Abstract

Abstract:Several studies have evaluated the short-term effects of tropical forest fragmentation on plant taxonomic diversity, while only a few have evaluated its effects on functional or phylogenetic diversity. To our knowledge no study has looked at the long-term consequences of tropical forest fragmentation on the three main components of plant diversity simultaneously: taxonomic, functional and phylogenetic diversity.

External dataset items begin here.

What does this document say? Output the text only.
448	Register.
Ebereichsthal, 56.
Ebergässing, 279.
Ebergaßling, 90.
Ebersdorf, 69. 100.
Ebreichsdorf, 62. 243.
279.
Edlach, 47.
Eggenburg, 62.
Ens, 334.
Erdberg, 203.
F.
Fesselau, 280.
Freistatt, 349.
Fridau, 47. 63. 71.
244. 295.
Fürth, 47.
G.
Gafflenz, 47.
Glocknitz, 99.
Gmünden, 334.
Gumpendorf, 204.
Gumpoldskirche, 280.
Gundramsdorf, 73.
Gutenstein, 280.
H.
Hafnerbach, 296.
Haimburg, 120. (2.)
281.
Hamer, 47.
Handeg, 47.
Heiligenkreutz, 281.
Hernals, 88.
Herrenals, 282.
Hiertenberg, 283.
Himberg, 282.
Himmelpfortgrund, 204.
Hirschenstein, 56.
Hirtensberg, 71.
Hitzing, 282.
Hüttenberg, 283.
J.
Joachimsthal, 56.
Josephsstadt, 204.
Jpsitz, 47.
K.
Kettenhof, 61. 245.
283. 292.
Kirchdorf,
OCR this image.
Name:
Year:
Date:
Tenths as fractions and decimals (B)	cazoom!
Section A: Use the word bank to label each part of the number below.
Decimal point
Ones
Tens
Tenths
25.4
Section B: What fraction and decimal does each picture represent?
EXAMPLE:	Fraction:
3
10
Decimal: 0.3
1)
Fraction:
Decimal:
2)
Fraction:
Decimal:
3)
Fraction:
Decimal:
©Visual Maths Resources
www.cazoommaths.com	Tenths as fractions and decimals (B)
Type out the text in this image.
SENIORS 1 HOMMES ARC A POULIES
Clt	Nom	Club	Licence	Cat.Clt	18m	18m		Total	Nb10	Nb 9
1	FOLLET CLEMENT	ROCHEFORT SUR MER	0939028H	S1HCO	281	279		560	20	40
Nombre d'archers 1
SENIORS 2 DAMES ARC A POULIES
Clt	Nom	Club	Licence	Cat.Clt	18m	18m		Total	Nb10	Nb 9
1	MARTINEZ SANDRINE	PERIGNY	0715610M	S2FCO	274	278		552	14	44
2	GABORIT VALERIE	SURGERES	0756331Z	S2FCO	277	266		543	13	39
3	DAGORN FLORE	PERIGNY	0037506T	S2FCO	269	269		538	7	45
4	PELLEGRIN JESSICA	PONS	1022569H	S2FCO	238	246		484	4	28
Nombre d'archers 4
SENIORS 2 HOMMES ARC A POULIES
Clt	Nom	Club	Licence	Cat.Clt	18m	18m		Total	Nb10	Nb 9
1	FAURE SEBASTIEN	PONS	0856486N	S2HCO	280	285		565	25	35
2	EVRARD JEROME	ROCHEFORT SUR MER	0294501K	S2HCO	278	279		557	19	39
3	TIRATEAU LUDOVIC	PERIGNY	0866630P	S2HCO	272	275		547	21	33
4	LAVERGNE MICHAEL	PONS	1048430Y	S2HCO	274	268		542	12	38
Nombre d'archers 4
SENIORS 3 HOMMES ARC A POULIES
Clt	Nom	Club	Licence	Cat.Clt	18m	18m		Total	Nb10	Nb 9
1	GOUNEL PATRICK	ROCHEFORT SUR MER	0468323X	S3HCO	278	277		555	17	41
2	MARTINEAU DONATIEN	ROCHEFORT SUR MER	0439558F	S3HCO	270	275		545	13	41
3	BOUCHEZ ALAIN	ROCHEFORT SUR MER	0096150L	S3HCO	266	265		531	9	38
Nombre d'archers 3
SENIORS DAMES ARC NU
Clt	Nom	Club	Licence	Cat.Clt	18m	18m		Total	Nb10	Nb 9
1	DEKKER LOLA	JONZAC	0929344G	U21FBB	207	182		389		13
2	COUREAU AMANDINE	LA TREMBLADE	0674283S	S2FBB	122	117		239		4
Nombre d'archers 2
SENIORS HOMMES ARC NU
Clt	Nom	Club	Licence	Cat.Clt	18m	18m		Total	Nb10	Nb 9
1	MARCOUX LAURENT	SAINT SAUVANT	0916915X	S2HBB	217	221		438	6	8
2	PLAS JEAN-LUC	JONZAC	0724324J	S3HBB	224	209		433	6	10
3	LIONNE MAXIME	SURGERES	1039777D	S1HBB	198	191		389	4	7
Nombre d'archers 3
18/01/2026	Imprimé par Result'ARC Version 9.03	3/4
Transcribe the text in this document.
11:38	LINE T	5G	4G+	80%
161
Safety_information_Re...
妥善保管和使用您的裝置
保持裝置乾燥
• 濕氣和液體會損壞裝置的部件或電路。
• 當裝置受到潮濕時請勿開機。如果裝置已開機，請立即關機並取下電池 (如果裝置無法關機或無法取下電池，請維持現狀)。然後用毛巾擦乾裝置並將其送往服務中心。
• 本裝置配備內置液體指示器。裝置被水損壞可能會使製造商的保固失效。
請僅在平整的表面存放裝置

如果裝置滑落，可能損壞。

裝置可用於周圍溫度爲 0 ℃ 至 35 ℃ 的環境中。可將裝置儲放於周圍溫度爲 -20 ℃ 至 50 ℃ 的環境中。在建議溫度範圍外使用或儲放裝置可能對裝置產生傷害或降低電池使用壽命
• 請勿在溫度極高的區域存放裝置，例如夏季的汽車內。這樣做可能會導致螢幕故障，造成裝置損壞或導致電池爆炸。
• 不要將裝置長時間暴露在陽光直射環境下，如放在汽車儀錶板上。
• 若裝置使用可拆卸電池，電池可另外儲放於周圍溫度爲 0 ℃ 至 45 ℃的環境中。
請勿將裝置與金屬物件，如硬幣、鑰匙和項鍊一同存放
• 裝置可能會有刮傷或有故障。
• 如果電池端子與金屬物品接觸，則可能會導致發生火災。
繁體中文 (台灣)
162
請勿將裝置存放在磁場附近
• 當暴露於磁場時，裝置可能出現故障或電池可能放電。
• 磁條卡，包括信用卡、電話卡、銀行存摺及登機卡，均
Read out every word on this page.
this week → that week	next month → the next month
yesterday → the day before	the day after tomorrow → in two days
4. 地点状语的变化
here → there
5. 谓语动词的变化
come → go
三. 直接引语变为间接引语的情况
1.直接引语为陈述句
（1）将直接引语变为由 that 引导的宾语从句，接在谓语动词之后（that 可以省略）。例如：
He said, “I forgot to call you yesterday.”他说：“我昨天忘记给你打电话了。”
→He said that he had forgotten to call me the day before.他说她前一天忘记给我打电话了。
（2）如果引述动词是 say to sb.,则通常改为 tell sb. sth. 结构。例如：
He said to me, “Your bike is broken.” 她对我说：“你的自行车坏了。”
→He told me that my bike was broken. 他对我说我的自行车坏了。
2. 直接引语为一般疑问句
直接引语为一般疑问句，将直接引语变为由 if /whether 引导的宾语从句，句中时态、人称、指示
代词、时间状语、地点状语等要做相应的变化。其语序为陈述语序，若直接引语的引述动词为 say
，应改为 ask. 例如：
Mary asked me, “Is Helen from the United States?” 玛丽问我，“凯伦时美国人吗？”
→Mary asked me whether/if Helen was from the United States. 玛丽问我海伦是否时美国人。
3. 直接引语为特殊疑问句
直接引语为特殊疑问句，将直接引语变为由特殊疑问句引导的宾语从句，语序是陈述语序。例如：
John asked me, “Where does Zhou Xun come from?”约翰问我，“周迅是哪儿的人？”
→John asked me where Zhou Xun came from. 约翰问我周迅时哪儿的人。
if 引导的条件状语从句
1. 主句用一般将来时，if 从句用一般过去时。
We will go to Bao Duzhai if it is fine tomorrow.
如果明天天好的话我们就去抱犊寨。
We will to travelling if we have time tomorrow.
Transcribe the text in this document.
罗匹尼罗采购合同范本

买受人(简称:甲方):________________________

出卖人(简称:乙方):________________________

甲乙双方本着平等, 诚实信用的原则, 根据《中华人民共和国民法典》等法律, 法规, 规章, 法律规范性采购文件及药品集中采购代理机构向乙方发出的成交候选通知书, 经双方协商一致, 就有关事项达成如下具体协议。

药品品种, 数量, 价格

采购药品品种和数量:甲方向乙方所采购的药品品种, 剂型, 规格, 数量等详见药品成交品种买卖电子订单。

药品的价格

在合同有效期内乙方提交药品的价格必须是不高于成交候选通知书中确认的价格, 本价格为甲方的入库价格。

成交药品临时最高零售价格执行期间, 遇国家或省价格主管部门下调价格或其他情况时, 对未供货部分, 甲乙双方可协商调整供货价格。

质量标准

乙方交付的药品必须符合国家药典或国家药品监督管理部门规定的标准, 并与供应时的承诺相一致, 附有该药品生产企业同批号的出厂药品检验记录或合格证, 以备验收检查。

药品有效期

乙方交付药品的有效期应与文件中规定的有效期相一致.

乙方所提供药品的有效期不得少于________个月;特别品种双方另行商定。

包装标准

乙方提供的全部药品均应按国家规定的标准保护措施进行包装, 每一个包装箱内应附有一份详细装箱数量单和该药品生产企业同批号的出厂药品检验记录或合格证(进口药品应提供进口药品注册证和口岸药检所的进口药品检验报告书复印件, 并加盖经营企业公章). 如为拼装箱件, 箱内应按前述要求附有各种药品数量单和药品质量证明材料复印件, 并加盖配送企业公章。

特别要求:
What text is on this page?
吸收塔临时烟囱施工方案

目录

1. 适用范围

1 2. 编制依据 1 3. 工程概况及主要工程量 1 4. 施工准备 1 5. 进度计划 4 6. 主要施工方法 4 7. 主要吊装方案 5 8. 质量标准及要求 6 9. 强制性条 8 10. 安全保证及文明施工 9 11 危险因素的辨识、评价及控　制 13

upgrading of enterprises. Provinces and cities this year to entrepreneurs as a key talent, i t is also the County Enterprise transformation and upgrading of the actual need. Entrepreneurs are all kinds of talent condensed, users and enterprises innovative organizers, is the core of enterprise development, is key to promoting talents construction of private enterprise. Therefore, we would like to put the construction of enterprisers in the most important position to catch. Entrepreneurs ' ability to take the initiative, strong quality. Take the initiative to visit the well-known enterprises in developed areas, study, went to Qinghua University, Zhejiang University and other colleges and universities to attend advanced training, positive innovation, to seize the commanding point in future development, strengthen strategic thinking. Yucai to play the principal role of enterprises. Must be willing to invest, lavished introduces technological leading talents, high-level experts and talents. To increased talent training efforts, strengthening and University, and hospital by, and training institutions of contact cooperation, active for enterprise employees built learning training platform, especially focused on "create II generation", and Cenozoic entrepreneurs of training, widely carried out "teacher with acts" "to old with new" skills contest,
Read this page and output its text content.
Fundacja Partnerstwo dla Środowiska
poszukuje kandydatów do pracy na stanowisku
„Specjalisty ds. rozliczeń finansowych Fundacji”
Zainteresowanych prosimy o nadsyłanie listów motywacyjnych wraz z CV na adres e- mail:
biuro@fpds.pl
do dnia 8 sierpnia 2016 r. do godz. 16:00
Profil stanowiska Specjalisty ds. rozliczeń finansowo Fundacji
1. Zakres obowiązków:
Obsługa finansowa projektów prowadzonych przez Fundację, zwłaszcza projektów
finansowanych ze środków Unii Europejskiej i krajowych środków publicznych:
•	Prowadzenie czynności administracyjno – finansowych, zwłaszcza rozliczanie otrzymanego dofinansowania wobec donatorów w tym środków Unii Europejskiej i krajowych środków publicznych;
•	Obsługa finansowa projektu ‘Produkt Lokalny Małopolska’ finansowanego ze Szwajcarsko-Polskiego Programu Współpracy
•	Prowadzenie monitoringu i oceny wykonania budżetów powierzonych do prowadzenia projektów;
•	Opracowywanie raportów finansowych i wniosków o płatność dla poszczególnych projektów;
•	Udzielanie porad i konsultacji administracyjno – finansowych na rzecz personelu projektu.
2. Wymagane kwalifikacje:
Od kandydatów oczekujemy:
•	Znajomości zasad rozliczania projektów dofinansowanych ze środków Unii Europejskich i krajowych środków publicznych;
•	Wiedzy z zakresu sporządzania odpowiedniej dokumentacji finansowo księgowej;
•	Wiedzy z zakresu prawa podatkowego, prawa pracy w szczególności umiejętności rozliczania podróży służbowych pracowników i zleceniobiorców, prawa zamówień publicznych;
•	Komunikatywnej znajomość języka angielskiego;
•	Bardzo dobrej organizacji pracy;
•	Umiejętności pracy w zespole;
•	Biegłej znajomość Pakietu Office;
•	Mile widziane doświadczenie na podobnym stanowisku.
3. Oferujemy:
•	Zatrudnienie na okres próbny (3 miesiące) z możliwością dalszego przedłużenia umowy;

We sampled the vascular flora using belt transects (50 × 4 m) in a continuous tropical semi-evergreen forest (16 transects) and in an adjacent naturally fragmented forest (fragments of 1.7-My-old semi-evergreen forest immersed in a mangrove/sedge matrix) (18 transects), and compared their taxonomic, functional and phylogenetic plant diversity. There were 36 species in the continuous forest and 28 in the fragmented forest. Continuous forest was taxonomically more diverse (25%) than the fragmented forest. All functional diversity metrics were greater (6–33%) in the continuous than in the fragmented forest. Phylogenetic diversity was 19% greater and phylogenetically more overdispersed in the continuous forest than in the fragmented forest. The results suggest that in the fragmented forest not only is taxonomic plant diversity lower, but functional and phylogenetic diversity are as well. The negative effects of forest fragmentation on plant diversity seem to be chronic.